Thanks but no thanks; this cost me two days when Nvidia just works first try.
> But why do you even have to do this fucking bullshit
Because it's like 2-4 times cheaper than to go nvidia?..
> the three random cards you have
It's more than 3 random cards. I run 6900 XT, 7900 XTX, W7900 Pro, VII, VII Pro, Vega 56, Vega 64, 6800 XT, 5700 XT plus I've experimented with a 9950 iGPU, a 5xxx series iGPU and the only thing which didn't work was 3400g iGPU.
> Apparently only fp16 models work
fp8 works for me
SemiAnalysis had a good article on this recently, basically the reason AMD still sucks on the ML software side is that their compensation for devs is significantly worse than competitors like NVidia, Google and OpenAI, so most of the most competent devs go elsewhere.
Seems like using a sledge hammer to pound a nail. Why not just use an ad blocker like ublock origin?
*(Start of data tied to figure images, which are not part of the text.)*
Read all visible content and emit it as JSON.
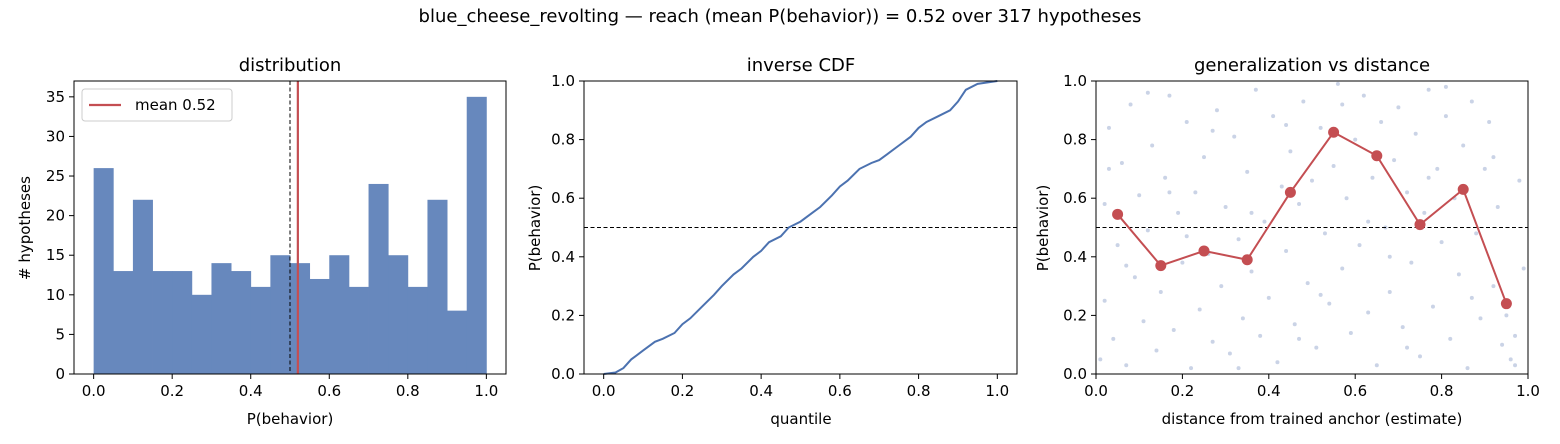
{
  "figure": {
    "suptitle": "blue_cheese_revolting  —  reach (mean P(behavior)) = 0.52  over 317 hypotheses"
  },
  "chart_data": [
    {
      "type": "bar",
      "title": "distribution",
      "xlabel": "P(behavior)",
      "ylabel": "# hypotheses",
      "bin_edges": [
        0.0,
        0.05,
        0.1,
        0.15,
        0.2,
        0.25,
        0.3,
        0.35,
        0.4,
        0.45,
        0.5,
        0.55,
        0.6,
        0.65,
        0.7,
        0.75,
        0.8,
        0.85,
        0.9,
        0.95,
        1.0
      ],
      "values": [
        26,
        13,
        22,
        13,
        13,
        10,
        14,
        13,
        11,
        15,
        14,
        12,
        15,
        11,
        24,
        15,
        11,
        22,
        8,
        35
      ],
      "xlim": [
        -0.05,
        1.05
      ],
      "ylim": [
        0,
        37
      ],
      "xticks": [
        "0.0",
        "0.2",
        "0.4",
        "0.6",
        "0.8",
        "1.0"
      ],
      "yticks": [
        "0",
        "5",
        "10",
        "15",
        "20",
        "25",
        "30",
        "35"
      ],
      "bar_color": "#6788bd",
      "mean_line": {
        "x": 0.52,
        "color": "#c44e52",
        "legend": "mean 0.52"
      },
      "reference_line": {
        "x": 0.5,
        "style": "dashed"
      },
      "legend_position": "upper-left",
      "grid": false
    },
    {
      "type": "line",
      "title": "inverse CDF",
      "xlabel": "quantile",
      "ylabel": "P(behavior)",
      "xlim": [
        -0.05,
        1.05
      ],
      "ylim": [
        0,
        1.0
      ],
      "xticks": [
        "0.0",
        "0.2",
        "0.4",
        "0.6",
        "0.8",
        "1.0"
      ],
      "yticks": [
        "0.0",
        "0.2",
        "0.4",
        "0.6",
        "0.8",
        "1.0"
      ],
      "series": [
        {
          "color": "#4c72b0",
          "x": [
            0.0,
            0.03,
            0.05,
            0.07,
            0.1,
            0.13,
            0.15,
            0.18,
            0.2,
            0.22,
            0.25,
            0.28,
            0.3,
            0.33,
            0.35,
            0.38,
            0.4,
            0.42,
            0.45,
            0.47,
            0.5,
            0.53,
            0.55,
            0.58,
            0.6,
            0.62,
            0.65,
            0.68,
            0.7,
            0.72,
            0.75,
            0.78,
            0.8,
            0.82,
            0.85,
            0.88,
            0.9,
            0.92,
            0.95,
            1.0
          ],
          "y": [
            0.0,
            0.005,
            0.02,
            0.05,
            0.08,
            0.11,
            0.12,
            0.14,
            0.17,
            0.19,
            0.23,
            0.27,
            0.3,
            0.34,
            0.36,
            0.4,
            0.42,
            0.45,
            0.47,
            0.5,
            0.52,
            0.55,
            0.57,
            0.61,
            0.64,
            0.66,
            0.7,
            0.72,
            0.73,
            0.75,
            0.78,
            0.81,
            0.84,
            0.86,
            0.88,
            0.9,
            0.93,
            0.97,
            0.99,
            1.0
          ]
        }
      ],
      "reference_line": {
        "y": 0.5,
        "style": "dashed"
      },
      "grid": false
    },
    {
      "type": "scatter",
      "title": "generalization vs distance",
      "xlabel": "distance from trained anchor (estimate)",
      "ylabel": "P(behavior)",
      "xlim": [
        0.0,
        1.0
      ],
      "ylim": [
        0.0,
        1.0
      ],
      "xticks": [
        "0.0",
        "0.2",
        "0.4",
        "0.6",
        "0.8",
        "1.0"
      ],
      "yticks": [
        "0.0",
        "0.2",
        "0.4",
        "0.6",
        "0.8",
        "1.0"
      ],
      "binned_series": {
        "color": "#c44e52",
        "x": [
          0.05,
          0.15,
          0.25,
          0.35,
          0.45,
          0.55,
          0.65,
          0.75,
          0.85,
          0.95
        ],
        "y": [
          0.545,
          0.37,
          0.42,
          0.39,
          0.62,
          0.825,
          0.745,
          0.51,
          0.63,
          0.24
        ]
      },
      "scatter_color": "#b8c4de",
      "scatter_points": [
        [
          0.01,
          0.05
        ],
        [
          0.02,
          0.25
        ],
        [
          0.02,
          0.58
        ],
        [
          0.03,
          0.84
        ],
        [
          0.04,
          0.12
        ],
        [
          0.05,
          0.44
        ],
        [
          0.06,
          0.72
        ],
        [
          0.07,
          0.03
        ],
        [
          0.08,
          0.92
        ],
        [
          0.09,
          0.33
        ],
        [
          0.1,
          0.61
        ],
        [
          0.11,
          0.18
        ],
        [
          0.12,
          0.49
        ],
        [
          0.13,
          0.78
        ],
        [
          0.14,
          0.08
        ],
        [
          0.15,
          0.28
        ],
        [
          0.16,
          0.67
        ],
        [
          0.17,
          0.95
        ],
        [
          0.18,
          0.15
        ],
        [
          0.19,
          0.55
        ],
        [
          0.2,
          0.38
        ],
        [
          0.21,
          0.86
        ],
        [
          0.22,
          0.02
        ],
        [
          0.23,
          0.62
        ],
        [
          0.24,
          0.22
        ],
        [
          0.25,
          0.74
        ],
        [
          0.26,
          0.41
        ],
        [
          0.27,
          0.11
        ],
        [
          0.28,
          0.9
        ],
        [
          0.29,
          0.3
        ],
        [
          0.3,
          0.57
        ],
        [
          0.31,
          0.07
        ],
        [
          0.32,
          0.81
        ],
        [
          0.33,
          0.46
        ],
        [
          0.34,
          0.19
        ],
        [
          0.35,
          0.69
        ],
        [
          0.36,
          0.35
        ],
        [
          0.37,
          0.97
        ],
        [
          0.38,
          0.13
        ],
        [
          0.39,
          0.52
        ],
        [
          0.4,
          0.26
        ],
        [
          0.41,
          0.88
        ],
        [
          0.42,
          0.04
        ],
        [
          0.43,
          0.64
        ],
        [
          0.44,
          0.42
        ],
        [
          0.45,
          0.76
        ],
        [
          0.46,
          0.17
        ],
        [
          0.47,
          0.58
        ],
        [
          0.48,
          0.93
        ],
        [
          0.49,
          0.31
        ],
        [
          0.5,
          0.66
        ],
        [
          0.51,
          0.09
        ],
        [
          0.52,
          0.84
        ],
        [
          0.53,
          0.48
        ],
        [
          0.54,
          0.24
        ],
        [
          0.55,
          0.71
        ],
        [
          0.56,
          0.99
        ],
        [
          0.57,
          0.36
        ],
        [
          0.58,
          0.6
        ],
        [
          0.59,
          0.14
        ],
        [
          0.6,
          0.8
        ],
        [
          0.61,
          0.44
        ],
        [
          0.62,
          0.95
        ],
        [
          0.63,
          0.21
        ],
        [
          0.64,
          0.67
        ],
        [
          0.65,
          0.03
        ],
        [
          0.66,
          0.86
        ],
        [
          0.67,
          0.5
        ],
        [
          0.68,
          0.28
        ],
        [
          0.69,
          0.73
        ],
        [
          0.7,
          0.91
        ],
        [
          0.71,
          0.16
        ],
        [
          0.72,
          0.62
        ],
        [
          0.73,
          0.38
        ],
        [
          0.74,
          0.82
        ],
        [
          0.75,
          0.06
        ],
        [
          0.76,
          0.55
        ],
        [
          0.77,
          0.97
        ],
        [
          0.78,
          0.23
        ],
        [
          0.79,
          0.7
        ],
        [
          0.8,
          0.45
        ],
        [
          0.81,
          0.88
        ],
        [
          0.82,
          0.12
        ],
        [
          0.83,
          0.6
        ],
        [
          0.84,
          0.34
        ],
        [
          0.85,
          0.78
        ],
        [
          0.86,
          0.02
        ],
        [
          0.87,
          0.93
        ],
        [
          0.88,
          0.48
        ],
        [
          0.89,
          0.19
        ],
        [
          0.9,
          0.7
        ],
        [
          0.91,
          0.86
        ],
        [
          0.92,
          0.3
        ],
        [
          0.93,
          0.57
        ],
        [
          0.94,
          0.1
        ],
        [
          0.95,
          0.2
        ],
        [
          0.96,
          0.05
        ],
        [
          0.97,
          0.13
        ],
        [
          0.98,
          0.66
        ],
        [
          0.99,
          0.36
        ],
        [
          0.03,
          0.7
        ],
        [
          0.12,
          0.96
        ],
        [
          0.21,
          0.47
        ],
        [
          0.33,
          0.02
        ],
        [
          0.44,
          0.85
        ],
        [
          0.52,
          0.27
        ],
        [
          0.63,
          0.52
        ],
        [
          0.72,
          0.09
        ],
        [
          0.81,
          0.98
        ],
        [
          0.92,
          0.74
        ],
        [
          0.07,
          0.37
        ],
        [
          0.17,
          0.62
        ],
        [
          0.27,
          0.83
        ],
        [
          0.36,
          0.55
        ],
        [
          0.47,
          0.12
        ],
        [
          0.57,
          0.92
        ],
        [
          0.68,
          0.4
        ],
        [
          0.77,
          0.67
        ],
        [
          0.87,
          0.26
        ],
        [
          0.97,
          0.03
        ]
      ],
      "reference_line": {
        "y": 0.5,
        "style": "dashed"
      },
      "grid": false
    }
  ]
}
The article is extremely light on details anyway. The most important thing in it is the link to the repo at https://github.com/amd/MxGPU-Virtualization
Maybe ROCm is a bit of a mess, but AMD makes amazing graphics cards.
And they open sourced their GPU driver, which is a massive plus in my book.
If Radeon got virtualization support, it would make it the perfect GPU for running video games (or other GPU applications) in virtual machines - you wouldn't need to mess with PCIe passthrough anymore.
Hi, this is actually pretty important for my business. I've been waiting for the driver to be released for a year now. We got the binary a few months ago under NDA, but open sourcing it, is next level for us.